Advice from the Masters: Raymond Chandler on Writing Time

Dec 7, 2011 | Better Writing

Raymond Chandler lived a life that was as colorful as his main character, Philip Marlowe. Although he was an American, he travelled to Canada in 1917 to join a Scottish Regiment (the Gordon Highlanders) in order to fight the Germans in France. After honorable service in the war, where he was promoted to sergeant, he returned to the US where he married a woman who forged documents to support her claim of being a decade younger than she was. Chandler went to work in the oil business, but was fired for drunkenness. That’s when he started writing.

His character, Philip Marlowe, is one of the prototypes of the hard-boiled private detective. His writing is superb. Here’s some of his advice about writing, taken from The Raymond Chandler Papers.

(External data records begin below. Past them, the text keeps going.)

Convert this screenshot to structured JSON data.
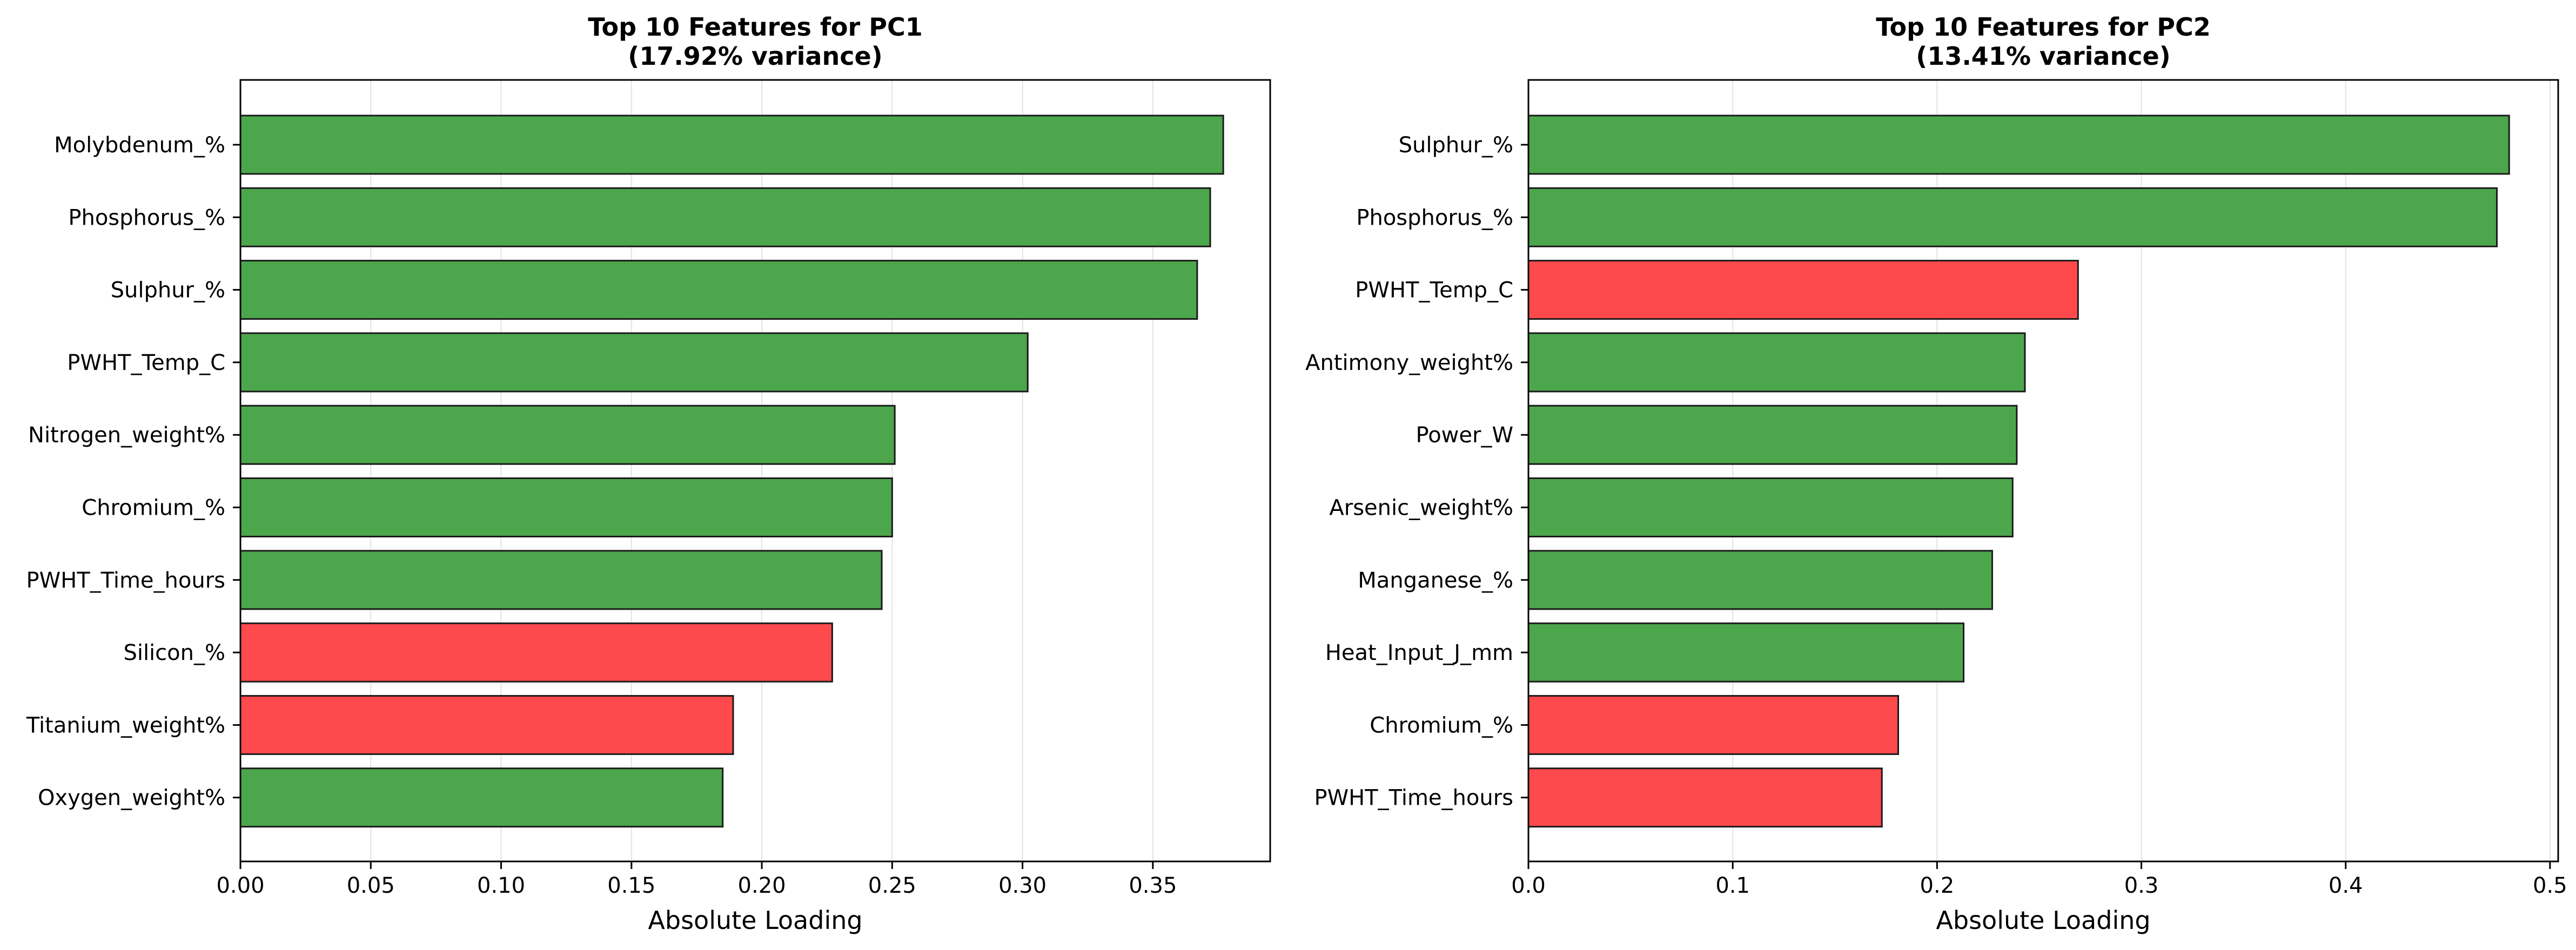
{
  "colors": {
    "positive": "#4ca64c",
    "negative": "#ff4a4d"
  },
  "chart_data": [
    {
      "type": "bar",
      "orientation": "horizontal",
      "title_line1": "Top 10 Features for PC1",
      "title_line2": "(17.92% variance)",
      "xlabel": "Absolute Loading",
      "ylabel": "",
      "xlim": [
        0,
        0.395
      ],
      "xticks": [
        "0.00",
        "0.05",
        "0.10",
        "0.15",
        "0.20",
        "0.25",
        "0.30",
        "0.35"
      ],
      "grid": "x",
      "categories": [
        "Molybdenum_%",
        "Phosphorus_%",
        "Sulphur_%",
        "PWHT_Temp_C",
        "Nitrogen_weight%",
        "Chromium_%",
        "PWHT_Time_hours",
        "Silicon_%",
        "Titanium_weight%",
        "Oxygen_weight%"
      ],
      "values": [
        0.377,
        0.372,
        0.367,
        0.302,
        0.251,
        0.25,
        0.246,
        0.227,
        0.189,
        0.185
      ],
      "signs": [
        "positive",
        "positive",
        "positive",
        "positive",
        "positive",
        "positive",
        "positive",
        "negative",
        "negative",
        "positive"
      ]
    },
    {
      "type": "bar",
      "orientation": "horizontal",
      "title_line1": "Top 10 Features for PC2",
      "title_line2": "(13.41% variance)",
      "xlabel": "Absolute Loading",
      "ylabel": "",
      "xlim": [
        0,
        0.504
      ],
      "xticks": [
        "0.0",
        "0.1",
        "0.2",
        "0.3",
        "0.4",
        "0.5"
      ],
      "grid": "x",
      "categories": [
        "Sulphur_%",
        "Phosphorus_%",
        "PWHT_Temp_C",
        "Antimony_weight%",
        "Power_W",
        "Arsenic_weight%",
        "Manganese_%",
        "Heat_Input_J_mm",
        "Chromium_%",
        "PWHT_Time_hours"
      ],
      "values": [
        0.48,
        0.474,
        0.269,
        0.243,
        0.239,
        0.237,
        0.227,
        0.213,
        0.181,
        0.173
      ],
      "signs": [
        "positive",
        "positive",
        "negative",
        "positive",
        "positive",
        "positive",
        "positive",
        "positive",
        "negative",
        "negative"
      ]
    }
  ]
}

“The important thing is that there should be a space of time, say four hours a day at least when a professional writer doesn’t do anything else but write. He doesn’t have to write, and if he doesn’t feel like it, he shouldn’t try. He can look out of the window, or stand on his head, or writhe on the floor. But he is not to do any other positive thing, not read, write letters, glance at magazines, or write checks. Write or nothing.”

Later Chandler sums this all up.

“Two very simple rules, a) you don’t have to write, b) you can’t do anything else.”

They work for me and they might just work for you.